Vanité
Julie était une jeune femme très belle et le savait. Chaque jour, elle usait et abusait de sa beauté afin de s'attirer les faveurs des hommes et obtenir ainsi tout ce qu'elle désirait. Ceux qui tombaient dans ses filets n'avaient rien en retour, hormis la joie d'admirer son sourire lorsqu'ils lui faisaient plaisir. Et beaucoup s'en contentaient, persuadés qu'elle n'était ni plus ni moins une descendante d'Aphrodite. Un jour, alors que Julie se baladait sur le marché de sa ville natale et, comme d'habitude, usait de ses charmes pour obtenir quelques articles gratuits, elle se rendit compte qu'un des vendeurs ne mordait pas à ses appâts. Interloquée, la jeune femme demanda :
- Ma beauté ne vous paraît-elle que futilité ? Ne voulez-vous pas profiter de mon joli sourire lorsque vous me ferez plaisir ?
- Je n'ose contredire que vous possédez un joli sourire. Mais celui-là n'est point le plus remarquable ni le plus admirable que mes yeux ont eu le loisir d'observer. Vous n'avez qu'à vous retourner, vous verrez la beauté la plus inoubliable que vous pourrez contempler.

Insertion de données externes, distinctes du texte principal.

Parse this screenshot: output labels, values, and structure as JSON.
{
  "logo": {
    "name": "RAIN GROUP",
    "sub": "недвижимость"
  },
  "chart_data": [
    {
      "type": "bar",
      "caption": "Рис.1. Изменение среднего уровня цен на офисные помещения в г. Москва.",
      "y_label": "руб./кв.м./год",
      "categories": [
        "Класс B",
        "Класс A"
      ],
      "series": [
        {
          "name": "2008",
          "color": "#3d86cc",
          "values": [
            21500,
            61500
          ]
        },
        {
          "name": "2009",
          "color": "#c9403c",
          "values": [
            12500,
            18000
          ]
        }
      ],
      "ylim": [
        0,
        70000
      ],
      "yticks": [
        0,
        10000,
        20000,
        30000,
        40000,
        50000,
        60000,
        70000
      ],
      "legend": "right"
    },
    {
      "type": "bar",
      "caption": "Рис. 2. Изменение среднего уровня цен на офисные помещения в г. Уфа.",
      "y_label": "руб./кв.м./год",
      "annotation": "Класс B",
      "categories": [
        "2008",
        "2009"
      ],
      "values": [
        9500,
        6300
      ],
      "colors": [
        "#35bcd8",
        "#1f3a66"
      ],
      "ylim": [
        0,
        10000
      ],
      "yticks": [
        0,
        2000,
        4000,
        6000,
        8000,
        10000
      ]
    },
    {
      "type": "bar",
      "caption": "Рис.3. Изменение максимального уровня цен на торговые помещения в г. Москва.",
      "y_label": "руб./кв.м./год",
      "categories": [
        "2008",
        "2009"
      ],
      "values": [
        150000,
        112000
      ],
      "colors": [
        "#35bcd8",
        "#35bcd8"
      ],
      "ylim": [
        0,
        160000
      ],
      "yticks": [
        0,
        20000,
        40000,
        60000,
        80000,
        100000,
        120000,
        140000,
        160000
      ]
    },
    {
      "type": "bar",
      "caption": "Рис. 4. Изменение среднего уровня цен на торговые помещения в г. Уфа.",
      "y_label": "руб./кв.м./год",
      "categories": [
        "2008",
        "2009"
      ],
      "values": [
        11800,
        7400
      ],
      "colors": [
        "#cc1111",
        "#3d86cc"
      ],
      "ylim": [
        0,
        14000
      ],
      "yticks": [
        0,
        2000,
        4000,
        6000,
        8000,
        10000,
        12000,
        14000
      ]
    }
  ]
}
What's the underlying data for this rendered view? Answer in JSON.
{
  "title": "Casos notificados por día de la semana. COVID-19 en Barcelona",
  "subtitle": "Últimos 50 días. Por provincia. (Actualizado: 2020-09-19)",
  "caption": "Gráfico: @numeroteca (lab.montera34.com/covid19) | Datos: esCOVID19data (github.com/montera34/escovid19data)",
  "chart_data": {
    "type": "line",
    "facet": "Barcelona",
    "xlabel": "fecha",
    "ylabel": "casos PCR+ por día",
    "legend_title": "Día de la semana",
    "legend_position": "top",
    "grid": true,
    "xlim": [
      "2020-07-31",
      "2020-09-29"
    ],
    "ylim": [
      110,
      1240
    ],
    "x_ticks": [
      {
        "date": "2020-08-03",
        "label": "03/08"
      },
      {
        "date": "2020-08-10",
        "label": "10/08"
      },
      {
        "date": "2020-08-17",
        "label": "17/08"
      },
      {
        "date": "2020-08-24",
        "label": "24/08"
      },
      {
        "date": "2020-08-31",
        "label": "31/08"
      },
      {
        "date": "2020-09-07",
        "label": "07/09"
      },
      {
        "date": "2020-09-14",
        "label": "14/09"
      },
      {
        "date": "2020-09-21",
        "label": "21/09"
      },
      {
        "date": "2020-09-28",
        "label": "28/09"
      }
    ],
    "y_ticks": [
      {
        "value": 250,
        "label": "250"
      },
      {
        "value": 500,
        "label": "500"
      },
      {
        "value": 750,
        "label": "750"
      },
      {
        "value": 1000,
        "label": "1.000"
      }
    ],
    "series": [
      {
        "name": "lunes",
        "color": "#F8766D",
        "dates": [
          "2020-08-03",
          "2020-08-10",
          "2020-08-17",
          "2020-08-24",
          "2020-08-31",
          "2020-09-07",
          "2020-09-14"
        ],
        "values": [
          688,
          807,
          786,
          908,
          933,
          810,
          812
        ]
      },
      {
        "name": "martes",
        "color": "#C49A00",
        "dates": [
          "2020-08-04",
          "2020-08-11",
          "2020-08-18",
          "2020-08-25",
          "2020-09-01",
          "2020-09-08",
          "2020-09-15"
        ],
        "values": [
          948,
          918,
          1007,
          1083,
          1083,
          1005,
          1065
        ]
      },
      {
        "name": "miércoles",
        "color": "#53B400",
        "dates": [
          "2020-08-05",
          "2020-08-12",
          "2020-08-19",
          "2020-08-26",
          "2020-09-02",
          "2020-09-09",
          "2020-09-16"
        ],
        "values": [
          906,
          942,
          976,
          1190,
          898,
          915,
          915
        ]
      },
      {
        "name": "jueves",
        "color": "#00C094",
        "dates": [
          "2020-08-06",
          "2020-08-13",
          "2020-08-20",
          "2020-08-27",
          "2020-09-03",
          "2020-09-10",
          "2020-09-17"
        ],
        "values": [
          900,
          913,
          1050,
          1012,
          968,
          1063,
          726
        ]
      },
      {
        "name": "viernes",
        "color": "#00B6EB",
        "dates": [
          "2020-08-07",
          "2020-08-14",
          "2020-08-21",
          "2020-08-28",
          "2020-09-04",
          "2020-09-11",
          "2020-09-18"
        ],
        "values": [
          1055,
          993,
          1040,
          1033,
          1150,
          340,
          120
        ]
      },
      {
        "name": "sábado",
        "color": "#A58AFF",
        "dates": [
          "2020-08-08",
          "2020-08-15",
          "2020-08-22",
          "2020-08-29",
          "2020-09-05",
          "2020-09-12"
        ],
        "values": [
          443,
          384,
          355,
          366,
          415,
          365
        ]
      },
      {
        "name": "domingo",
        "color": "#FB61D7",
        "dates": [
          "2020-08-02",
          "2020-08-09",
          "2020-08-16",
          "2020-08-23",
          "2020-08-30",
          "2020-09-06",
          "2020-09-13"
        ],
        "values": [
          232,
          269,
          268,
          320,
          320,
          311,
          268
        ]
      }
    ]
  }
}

Julie se retourna et tomba des nues. Elle croisa le regard d'une femme beaucoup plus belle, beaucoup plus gracieuse et beaucoup plus élégante qu'elle. L'inconnue n'avait nul besoin de jouer de ses charmes, il lui suffisait d'un sourire et tout le monde la suivait sans réfléchir. Son sourire résonnait dans les champs, élégant comme un oiseau chantant au Printemps. Elle se rendit soudain compte que plus personne ne l'admirait, plus personne ne l'enviait. Elle courut chez elle afin de cacher ce visage que subitement, elle détestait. Alors qu'elle pleurait, une voix résonna dans la maisonnée.
- Te rendre la plus belle est très simple pour moi. Je peux faire renaître les émois.
Julie regarda autour d'elle, elle ne voyait pas où se tenait son interlocuteur. Mais peu importe : ce qu'elle voulait, c'était être de nouveau le centre d'intérêt de tous les cœurs.
- Rends-moi belle au point d'en être cruelle. Je veux que l'on m'admire et que l'on me désire plus que de raison. Je veux être cause d'admiration.
Un miroir apparut devant la jeune femme. Autour de celui-ci, une aura étrange se faisait sentir.
- Veille bien à ne pas le briser, car tu en serais affligée.
La jeune femme comprit vite qu'elle pouvait modifier son visage à sa guise juste en appuyant sur le miroir. Ainsi, elle agrandit ses yeux afin de paraître un peu plus jeune, elle retoucha ses lèvres afin qu'elles soient plus pulpeuses, elle colora son teint afin qu'il soit plus solaire... Au bout de quelques jours, elle n'était plus que l'ombre de la Julie originelle.
Un matin, elle croisa de nouveau la beauté qui l'avait un jour humiliée. Elle s'avança vers elle et lui dit :
- Une jolie jeune femme comme vous devrait faire attention. Ici, je suis l'objet des admirations.
La jeune inconnue reconnut que la femme qui venait de l'aborder était bien plus jolie qu'elle, mais cela lui importait peu.
- Vous pouvez être l'objet des admirations, ce n'est point l'objectif que je me suis fixé. Ce que je veux, c'est voyager.
Julie n'en revenait pas. Celle qu'elle avait autrefois jalousée n'était pas très futée. Comment ne pouvait-elle pas savoir qu'elle avait la possibilité de tout avoir avec un joli sourire qui pourrait créer un martyr ?
- Il vous suffit de sourire aux bonnes personnes, vous verrez que voyager sera soudain à votre portée.
- Je ne veux point user de ma beauté, ce ne serait pas une fierté. Je ne veux point avoir honte, je veux visiter le monde. Je ne veux point être suffisante, il suffit d'être intelligente.
Julie retourna dans sa maisonnée, n'en revenant pas des derniers mots échangés. Cette jeune inconnue l'avait encore une fois humiliée. Elle jeta son sac sur le miroir qui, sur le coup, se brisa. Elle sortit ensuite de chez elle afin de se calmer. Mais les regards autour d'elle lui paraissaient effrayés. Elle courut jusqu'au rivage, pour vérifier son beau visage. Comme le miroir était brisé, son visage était fissuré. La voix l'avait prévenue. Elle n'était plus la bienvenue.